Morphic Therapeutics announced its IPO yesterday, planning to sell 6 million shares at $15 per share. It began trading today on the Nasdaq under the symbol MORF. The company is working to create a new generation of oral integrin drugs. In February, it signed a research-and-development collaboration with Janssen Biotech, a Johnson & Johnson company. They will focus on several undisclosed integrin targets.

Integrins are a family of receptors that appear on the surface of most cells in humans. They are made up of two submits, alpha and beta. Integrin signaling controls a broad variety of cellular processes, including cell survival, cell cycle progression, immune system activation, cell differentiation, and cell migration.

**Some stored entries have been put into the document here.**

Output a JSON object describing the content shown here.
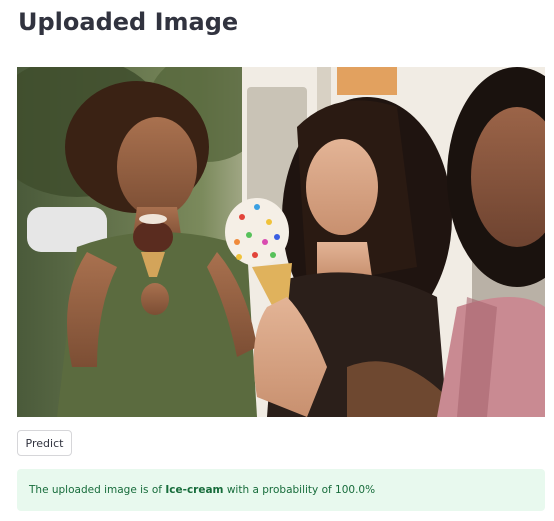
{
  "header": {
    "title": "Uploaded Image"
  },
  "image": {
    "alt": "Three women smiling and eating ice-cream cones outside an ice-cream truck"
  },
  "actions": {
    "predict_label": "Predict"
  },
  "result": {
    "prefix": "The uploaded image is of ",
    "label": "Ice-cream",
    "middle": " with a probability of ",
    "probability": "100.0%"
  },
  "theme": {
    "text_color": "#31333f",
    "success_bg": "#e8f9ee",
    "success_text": "#176c3b",
    "button_border": "#d6d6d9"
  }
}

The company’s disease focus is on fibrosis, autoimmune disease, and immuno-oncology.

Karuna Therapeutics filed for its IPO in April. The company had raised $122 million in two venture rounds, the second one in April for $80 million. The company is expecting data from a Phase II clinical trial later this year of KarXT xanomeline/trospium chloride, a muscarinic receptor modulator, to treat acute psychosis associated with schizophrenia. On June 17, it set its pricing between $15 and $17 per share to raise $74.4 million. It will trade on the Nasdaq under the ticker symbol KRTX.

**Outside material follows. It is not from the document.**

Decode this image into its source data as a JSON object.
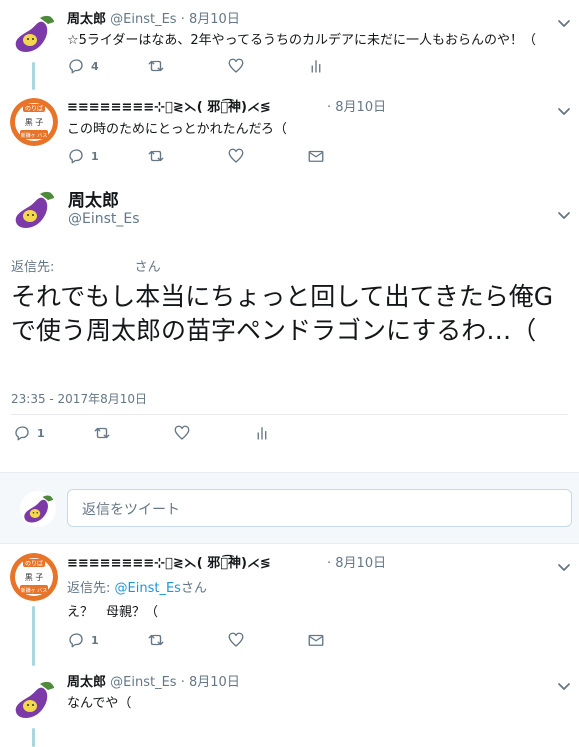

In its latest filing, the company stated, “We intend to use the net proceeds from this offering, together with our existing cash, cash equivalents and short-term investments, to fund the completion of our ongoing Phase II clinical trial and the completion of a planned Phase III clinical trial for the treatment of psychosis in schizophrenia.”

It also plans to finish its Phase Ib trials in schizophrenia and a Phase Ib and Phase II trial for psychosis in Alzheimer’s disease, complete a planned Phase Ib trial and complete a Phase II trial for pain, and develop its pipeline.